SAN ANTONIO — San Antonio officials say they will allocate $26 million to mental health resources and care – the majority of it distributed through a competitive grand process – amid a period when Texans continue to recover from a debilitating pandemic and other recent crises. 

The announcement is expected to put a small dent in the state's lack of spending for behavioral health services per capita. According to American Addiction Centers, just three states are below Texas in that area; the Lone Star State is spending about $45 per capita. 

"We need to be more focused on expanding access to care, expanding access to treatment, and really focus on reducing the stigma associated with seeking this treatment with individuals and families before they're in need of crisis," said Jelynne Leblance Jamison, CEO for the Center for Health Care Services.

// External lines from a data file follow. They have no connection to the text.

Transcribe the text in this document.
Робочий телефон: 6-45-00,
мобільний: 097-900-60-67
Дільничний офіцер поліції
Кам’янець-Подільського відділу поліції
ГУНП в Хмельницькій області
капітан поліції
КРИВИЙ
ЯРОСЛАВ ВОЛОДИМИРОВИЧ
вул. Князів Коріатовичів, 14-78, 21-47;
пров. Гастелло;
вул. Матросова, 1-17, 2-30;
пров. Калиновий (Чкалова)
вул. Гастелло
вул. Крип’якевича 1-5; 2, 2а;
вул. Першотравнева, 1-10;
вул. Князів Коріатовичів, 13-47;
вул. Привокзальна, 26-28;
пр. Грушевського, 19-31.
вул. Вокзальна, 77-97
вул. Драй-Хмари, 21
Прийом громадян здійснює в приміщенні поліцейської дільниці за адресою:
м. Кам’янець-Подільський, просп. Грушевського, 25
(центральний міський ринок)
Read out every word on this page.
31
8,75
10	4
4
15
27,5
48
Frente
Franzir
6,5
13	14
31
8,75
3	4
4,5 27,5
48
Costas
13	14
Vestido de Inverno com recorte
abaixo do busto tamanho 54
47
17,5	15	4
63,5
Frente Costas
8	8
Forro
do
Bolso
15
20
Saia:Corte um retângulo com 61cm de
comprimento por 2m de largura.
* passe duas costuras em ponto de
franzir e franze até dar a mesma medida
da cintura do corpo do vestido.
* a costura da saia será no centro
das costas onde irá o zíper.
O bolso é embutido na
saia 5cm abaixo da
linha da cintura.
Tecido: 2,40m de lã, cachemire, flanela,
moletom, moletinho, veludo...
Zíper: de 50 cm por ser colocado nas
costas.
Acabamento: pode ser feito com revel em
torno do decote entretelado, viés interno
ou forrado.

The $26 million is coming from federal COVID-19 relief funds, and will be spent over the next two years, the city says. $15 million of it will be spent on care for youth, while the other $11 million will be distributed among adult-oriented programs; homeless residents and kids preparing to age out of foster care; and other educational and crisis-response initiatives. 

Providing mental health care to individuals before it escalates to the level of a crisis is vital, according to Jamison. 

"Many times, individuals experience anxiety or depression or other signs of more serious mental health diagnoses, and they're not really sure what it is or why it is," she said, adding that difficult-to-navigate systems play a factor in discouraging individuals from pursuing the care they need.

"It's going to take an all-of-the-above strategy to be available to individuals in need," Jamison added. 

Local organizations and nonprofits hoping to get a piece of the pie can submit a proposal now. Awardees are expected to be named in early 2023.